A violência é um dos signos marcantes da literatura latino-americana. Num recorte mais simplório, e nem por isso incorreto, seria possível dizer que, do ponto de vista dos espaços de ficcionalização da violência, há autores que recorrem a mundos oblíquos ou imaginados, e autores que recriam a realidade doméstica mais ordinária. Eu não disse, estreia de Lara Haje na ficção, persegue sem dúvida o segundo caminho.

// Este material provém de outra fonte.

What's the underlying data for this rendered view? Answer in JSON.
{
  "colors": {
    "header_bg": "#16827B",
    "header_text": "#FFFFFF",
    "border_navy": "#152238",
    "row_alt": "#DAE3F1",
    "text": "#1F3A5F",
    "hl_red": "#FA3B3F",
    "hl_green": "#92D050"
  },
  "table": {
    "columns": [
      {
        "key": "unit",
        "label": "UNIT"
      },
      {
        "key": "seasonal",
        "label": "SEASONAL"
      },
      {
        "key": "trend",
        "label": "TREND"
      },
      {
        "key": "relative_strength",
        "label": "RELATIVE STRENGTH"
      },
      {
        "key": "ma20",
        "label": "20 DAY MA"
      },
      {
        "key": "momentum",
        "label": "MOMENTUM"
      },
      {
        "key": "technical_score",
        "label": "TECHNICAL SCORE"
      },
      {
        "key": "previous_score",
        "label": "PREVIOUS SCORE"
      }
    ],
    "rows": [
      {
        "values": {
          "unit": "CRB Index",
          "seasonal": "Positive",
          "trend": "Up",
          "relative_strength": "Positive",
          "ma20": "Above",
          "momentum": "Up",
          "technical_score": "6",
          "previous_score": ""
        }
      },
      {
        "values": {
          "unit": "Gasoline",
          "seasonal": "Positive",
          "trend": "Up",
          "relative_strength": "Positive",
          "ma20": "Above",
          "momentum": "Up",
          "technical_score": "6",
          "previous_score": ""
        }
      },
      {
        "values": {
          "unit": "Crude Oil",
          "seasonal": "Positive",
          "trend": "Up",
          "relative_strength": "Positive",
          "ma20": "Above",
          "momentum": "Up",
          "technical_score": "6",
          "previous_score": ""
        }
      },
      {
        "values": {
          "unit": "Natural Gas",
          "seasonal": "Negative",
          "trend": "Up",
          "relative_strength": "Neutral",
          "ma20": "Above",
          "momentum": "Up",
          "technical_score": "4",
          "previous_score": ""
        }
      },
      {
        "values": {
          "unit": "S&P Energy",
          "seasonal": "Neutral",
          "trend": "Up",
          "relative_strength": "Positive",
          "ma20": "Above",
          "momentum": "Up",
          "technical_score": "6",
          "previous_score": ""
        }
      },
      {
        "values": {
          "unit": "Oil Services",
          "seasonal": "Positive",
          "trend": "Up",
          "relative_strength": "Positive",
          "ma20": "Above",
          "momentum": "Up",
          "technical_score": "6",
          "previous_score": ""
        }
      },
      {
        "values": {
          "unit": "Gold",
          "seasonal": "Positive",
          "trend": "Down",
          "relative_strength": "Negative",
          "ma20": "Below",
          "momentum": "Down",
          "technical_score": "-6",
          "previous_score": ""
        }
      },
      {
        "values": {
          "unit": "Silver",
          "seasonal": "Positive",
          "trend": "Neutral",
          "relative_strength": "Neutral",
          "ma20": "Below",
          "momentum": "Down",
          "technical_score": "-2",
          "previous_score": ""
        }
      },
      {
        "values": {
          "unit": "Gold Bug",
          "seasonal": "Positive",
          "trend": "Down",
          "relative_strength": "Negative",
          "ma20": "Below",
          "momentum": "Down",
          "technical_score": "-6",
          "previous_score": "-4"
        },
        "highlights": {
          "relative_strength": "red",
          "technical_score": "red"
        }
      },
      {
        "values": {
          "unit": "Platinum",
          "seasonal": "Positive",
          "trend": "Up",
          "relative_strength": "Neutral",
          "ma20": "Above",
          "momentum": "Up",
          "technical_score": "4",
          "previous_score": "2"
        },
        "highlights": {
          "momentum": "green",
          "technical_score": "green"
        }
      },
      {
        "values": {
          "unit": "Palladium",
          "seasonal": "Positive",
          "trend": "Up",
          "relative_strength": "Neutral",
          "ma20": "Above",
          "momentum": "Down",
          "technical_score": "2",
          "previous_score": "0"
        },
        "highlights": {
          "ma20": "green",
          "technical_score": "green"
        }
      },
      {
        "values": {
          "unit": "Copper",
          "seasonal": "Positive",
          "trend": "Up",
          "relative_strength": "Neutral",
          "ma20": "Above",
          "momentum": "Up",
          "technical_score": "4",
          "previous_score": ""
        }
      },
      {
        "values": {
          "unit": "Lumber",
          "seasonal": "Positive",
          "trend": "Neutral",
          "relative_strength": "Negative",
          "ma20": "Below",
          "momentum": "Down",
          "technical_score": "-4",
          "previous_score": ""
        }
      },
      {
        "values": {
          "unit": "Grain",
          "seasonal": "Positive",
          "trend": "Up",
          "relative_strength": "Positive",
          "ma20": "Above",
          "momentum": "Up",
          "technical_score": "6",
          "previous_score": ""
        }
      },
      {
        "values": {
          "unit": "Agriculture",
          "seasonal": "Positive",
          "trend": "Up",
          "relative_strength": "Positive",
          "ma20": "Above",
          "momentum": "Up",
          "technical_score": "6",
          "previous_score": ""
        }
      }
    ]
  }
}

Desdobrando-se, simbolicamente, entre uma Silvina Ocampo e uma María Fernanda Ampuero, a autora coloca o espaço doméstico no epicentro dos conflitos sociais. A casa e a família, representações ideais de albergue e contenção, escondem e esparramam toda sorte de ameaças: distúrbios alimentares, vícios, depressão, suicídio. Perfazendo uma espécie de “pré-gore”, Lara Haje expõe as vísceras de tudo aquilo que, como promessa ou fingimento, acostumamos a chamar de familiar.

Lara Haje

Lara Haje é jornalista e mestre em Políticas de Comunicação pela Universidade de Brasília (UnB), trabalha como repórter na agência de notícias da Câmara dos Deputados. Co-autora do livro Paúra – um mergulho na síndrome do pânico (2018). Ficou em 5º lugar no Prêmio Off Flip 2023 na categoria crônica, com “Tijolos de isopor”, e uma das 15 finalistas do III Prêmio Anna Maria Martins (2023), da União Brasileira de Escritores, com o conto “Merda, em árabe”, além de uma das autoras classificadas do II Concurso Literário Philos Mulher 2024, com o conto “Como se sobrevive a uma coisa dessas”. Eu não disse (Cachalote, 2024) é seu primeiro livro de ficção.

Trecho

Do conto: “O espelho”

Se pudesse se livrar de cada dobrinha, cada pedaço desta carne nojenta, a pele: tudo sobra nesta pança, neste corpo cilíndrico; vomita, se esvazia, e depois ele todo infla de novo. Se pudesse cortava fora era com faca, um cortezinho, e outro, sangue sujo e bonito, se pudesse sair junto a gordura amarela, intestino grosso, esta merda toda apodrecida e ressecada, melhor um rolo de cozinha, amassar a barriga, parece mesmo um pão, deitar no chão, abrir a massa igual pizza, afinar.